First hour was fine. Some of them were still waking up and wondering how they succeeded in remembering to dress themselves in school colors in the first place. By second period the excitement was building. I was able to keep my class on task because they were behind the other classes, they could not afford to get further behind, and they knew it. Then break time hit and all semblance of a working school day vanished. When break time had last ten minutes longer than it should have, I wandered to the other side of the science balcony, which overlooks the high school quad and was treated to a bird's eye view of a chaotic sea of blue and white.
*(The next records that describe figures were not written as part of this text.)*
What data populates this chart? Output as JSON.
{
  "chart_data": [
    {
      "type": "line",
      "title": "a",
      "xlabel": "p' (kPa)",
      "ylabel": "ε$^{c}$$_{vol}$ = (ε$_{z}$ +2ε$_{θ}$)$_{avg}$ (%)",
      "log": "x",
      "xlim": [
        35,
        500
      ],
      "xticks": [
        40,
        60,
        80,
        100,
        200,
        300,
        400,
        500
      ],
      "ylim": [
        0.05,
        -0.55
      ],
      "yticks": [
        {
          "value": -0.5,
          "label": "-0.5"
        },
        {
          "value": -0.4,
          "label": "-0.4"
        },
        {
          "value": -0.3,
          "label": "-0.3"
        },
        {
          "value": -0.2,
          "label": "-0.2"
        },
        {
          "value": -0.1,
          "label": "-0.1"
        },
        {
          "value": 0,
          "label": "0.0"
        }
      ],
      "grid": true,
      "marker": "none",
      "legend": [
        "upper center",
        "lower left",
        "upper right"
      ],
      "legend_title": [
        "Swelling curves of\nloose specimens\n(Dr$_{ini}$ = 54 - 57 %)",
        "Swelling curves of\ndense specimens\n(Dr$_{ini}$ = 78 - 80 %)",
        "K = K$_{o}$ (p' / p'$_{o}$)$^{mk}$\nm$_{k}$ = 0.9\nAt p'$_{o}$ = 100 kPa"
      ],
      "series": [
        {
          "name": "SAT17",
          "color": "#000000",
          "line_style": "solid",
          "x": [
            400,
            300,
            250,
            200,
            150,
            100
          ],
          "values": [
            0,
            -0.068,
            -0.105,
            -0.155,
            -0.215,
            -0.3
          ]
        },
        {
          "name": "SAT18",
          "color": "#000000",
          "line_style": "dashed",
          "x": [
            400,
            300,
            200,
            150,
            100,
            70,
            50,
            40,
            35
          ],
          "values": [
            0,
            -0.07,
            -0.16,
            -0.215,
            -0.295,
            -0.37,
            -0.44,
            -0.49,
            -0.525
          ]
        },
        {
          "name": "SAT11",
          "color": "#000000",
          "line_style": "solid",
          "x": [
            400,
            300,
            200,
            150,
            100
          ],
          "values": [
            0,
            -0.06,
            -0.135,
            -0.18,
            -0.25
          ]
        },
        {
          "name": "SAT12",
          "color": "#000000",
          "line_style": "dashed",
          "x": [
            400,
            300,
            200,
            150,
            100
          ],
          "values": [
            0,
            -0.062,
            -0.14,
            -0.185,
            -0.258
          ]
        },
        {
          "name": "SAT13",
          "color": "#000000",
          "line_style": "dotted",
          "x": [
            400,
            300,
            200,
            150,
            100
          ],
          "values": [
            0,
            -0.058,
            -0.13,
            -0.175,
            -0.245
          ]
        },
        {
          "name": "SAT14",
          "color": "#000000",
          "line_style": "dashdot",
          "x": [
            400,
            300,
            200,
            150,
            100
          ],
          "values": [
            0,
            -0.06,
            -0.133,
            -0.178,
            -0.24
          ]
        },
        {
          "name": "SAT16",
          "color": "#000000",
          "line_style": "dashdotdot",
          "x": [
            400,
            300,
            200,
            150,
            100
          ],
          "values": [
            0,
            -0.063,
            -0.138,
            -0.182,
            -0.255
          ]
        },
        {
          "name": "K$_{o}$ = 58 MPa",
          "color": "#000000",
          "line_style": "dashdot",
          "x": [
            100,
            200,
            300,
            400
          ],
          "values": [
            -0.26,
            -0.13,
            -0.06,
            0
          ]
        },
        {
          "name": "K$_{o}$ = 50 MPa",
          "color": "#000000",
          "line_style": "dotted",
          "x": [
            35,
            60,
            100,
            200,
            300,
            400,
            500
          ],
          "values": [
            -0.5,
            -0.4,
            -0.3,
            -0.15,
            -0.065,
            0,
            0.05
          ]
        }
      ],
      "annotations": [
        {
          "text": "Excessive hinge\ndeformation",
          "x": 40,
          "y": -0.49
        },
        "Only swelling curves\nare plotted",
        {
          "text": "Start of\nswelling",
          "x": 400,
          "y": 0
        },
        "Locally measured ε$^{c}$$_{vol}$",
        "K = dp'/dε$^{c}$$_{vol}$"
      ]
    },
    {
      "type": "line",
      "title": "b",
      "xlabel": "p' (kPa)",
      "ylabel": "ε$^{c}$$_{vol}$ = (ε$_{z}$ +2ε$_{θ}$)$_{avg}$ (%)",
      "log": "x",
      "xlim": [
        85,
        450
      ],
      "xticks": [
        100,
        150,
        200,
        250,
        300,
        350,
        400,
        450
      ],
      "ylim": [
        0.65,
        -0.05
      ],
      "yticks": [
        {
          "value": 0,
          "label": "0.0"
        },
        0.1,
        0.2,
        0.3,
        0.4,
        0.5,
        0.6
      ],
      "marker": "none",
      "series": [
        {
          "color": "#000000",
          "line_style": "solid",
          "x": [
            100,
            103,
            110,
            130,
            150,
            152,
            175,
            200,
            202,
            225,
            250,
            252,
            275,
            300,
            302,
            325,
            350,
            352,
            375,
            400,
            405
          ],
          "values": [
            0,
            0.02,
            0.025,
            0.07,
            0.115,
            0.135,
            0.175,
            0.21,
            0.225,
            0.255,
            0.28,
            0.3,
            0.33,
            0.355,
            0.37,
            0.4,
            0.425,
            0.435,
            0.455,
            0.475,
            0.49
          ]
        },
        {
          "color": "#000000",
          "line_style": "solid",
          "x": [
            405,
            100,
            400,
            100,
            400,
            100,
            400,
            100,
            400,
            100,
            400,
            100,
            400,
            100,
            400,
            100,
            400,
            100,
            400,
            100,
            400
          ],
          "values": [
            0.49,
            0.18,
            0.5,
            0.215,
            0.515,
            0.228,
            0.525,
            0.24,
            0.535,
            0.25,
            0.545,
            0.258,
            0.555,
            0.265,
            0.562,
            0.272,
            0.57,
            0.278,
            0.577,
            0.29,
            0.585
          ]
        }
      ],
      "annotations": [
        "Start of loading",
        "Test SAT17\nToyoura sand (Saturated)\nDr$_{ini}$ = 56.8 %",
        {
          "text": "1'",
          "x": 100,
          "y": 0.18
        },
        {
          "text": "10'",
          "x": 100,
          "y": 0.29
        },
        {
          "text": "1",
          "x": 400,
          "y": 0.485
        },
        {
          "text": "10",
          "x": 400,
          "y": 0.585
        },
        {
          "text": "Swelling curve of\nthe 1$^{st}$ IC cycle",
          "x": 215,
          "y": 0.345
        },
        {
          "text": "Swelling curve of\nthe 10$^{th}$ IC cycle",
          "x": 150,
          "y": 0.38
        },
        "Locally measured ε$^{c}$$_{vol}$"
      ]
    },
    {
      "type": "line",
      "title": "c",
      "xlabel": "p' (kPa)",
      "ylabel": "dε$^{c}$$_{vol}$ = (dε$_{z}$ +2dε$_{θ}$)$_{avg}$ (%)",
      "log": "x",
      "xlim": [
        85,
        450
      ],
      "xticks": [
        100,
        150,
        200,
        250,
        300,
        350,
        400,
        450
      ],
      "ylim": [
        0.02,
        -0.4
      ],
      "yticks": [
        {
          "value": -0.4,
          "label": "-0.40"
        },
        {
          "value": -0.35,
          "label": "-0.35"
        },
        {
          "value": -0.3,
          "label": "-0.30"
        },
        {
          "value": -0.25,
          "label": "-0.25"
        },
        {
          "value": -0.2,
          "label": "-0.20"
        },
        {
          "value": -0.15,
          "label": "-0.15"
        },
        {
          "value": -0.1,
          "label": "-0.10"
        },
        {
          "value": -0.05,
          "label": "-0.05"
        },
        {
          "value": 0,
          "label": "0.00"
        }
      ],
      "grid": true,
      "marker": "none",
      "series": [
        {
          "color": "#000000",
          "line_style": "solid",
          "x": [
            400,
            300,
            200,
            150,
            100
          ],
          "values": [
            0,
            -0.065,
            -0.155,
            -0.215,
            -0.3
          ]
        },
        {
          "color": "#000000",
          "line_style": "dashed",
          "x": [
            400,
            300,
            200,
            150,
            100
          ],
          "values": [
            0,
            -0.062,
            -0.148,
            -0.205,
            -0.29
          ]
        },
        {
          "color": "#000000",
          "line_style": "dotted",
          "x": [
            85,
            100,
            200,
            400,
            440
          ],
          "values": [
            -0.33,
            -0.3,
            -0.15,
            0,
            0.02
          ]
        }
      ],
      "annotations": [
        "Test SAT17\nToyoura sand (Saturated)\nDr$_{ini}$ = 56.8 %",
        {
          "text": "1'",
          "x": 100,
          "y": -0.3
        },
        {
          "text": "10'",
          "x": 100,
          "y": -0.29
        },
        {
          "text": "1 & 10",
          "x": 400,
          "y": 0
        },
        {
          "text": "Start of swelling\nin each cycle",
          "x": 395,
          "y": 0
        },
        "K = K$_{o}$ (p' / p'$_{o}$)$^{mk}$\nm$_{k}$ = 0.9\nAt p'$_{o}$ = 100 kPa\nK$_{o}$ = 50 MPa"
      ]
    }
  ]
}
It seems going back to class had become optional.
I got the attention of a few of the students who should have been in their seats for ten minutes already and had them round up their other classmates and hightail it to biology. Thankfully, they did as they were asked. Other teachers were not so fortunate. After acquiring about 75% of my class and succeeding in getting and keeping their attention (no small feat on regular days) another severely tardy girl walked in and innocently asked if she can go paint her face. I believe the court reporter would have written this:
"Paint your face. You want to go and paint your face during class time? Class time that you are already 15 minutes late to? Class time where you just had almost 45 minutes to find a bathroom mirror and paint your face 5 times if you wanted. Please have a seat.
"Let me explain to you all why this is frustrating to me. I realize this is an exciting day. I get that. I realize that [as ninth graders] this is your first year going to the Copa. I understand. And I know that this class is only 45 minutes long. That is why I was not planning on have a 'regular' class today. That is why I wrote some simple instructions on the board and that is why I was planning on playing a game with you today. But when I have to find you to come to class, fight to get your attention, and then have to deal with people who want to paint their faces because they didn't have enough time in an extended break to do it...well, I get a little upset.
"I should bust out some genetics problems and have us work through those for the next 20 minutes. I'm really tempted to do that. But we're not. You are going to read the instructions on the board, you're going to follow them, we are going to sit in a circle on the floor, and WE'RE GOING TO HAVE SOME FUN, DAMN IT!"
And we did. Then we all boarded busses adorned with blue and white flags, thundering with various types of drums, whistles, and horns, and headed all the way around the block to CCB. Once at the game the kids could finally let loose. And they did - the school song, streamers, and flags were everywhere. The best part was when the ninth graders ran out of steam; their lack of fan endurance was sad, really. But I suppose starting your engine four hours before you back out of the driveway will affect how far down the street you make it.
Appropriately the "Friendship Cup" ended as a tie and, in the spirit of Amistad, it was agreed that it would stay a tie. I do love how much the Colombians love their soccer...even to insane levels!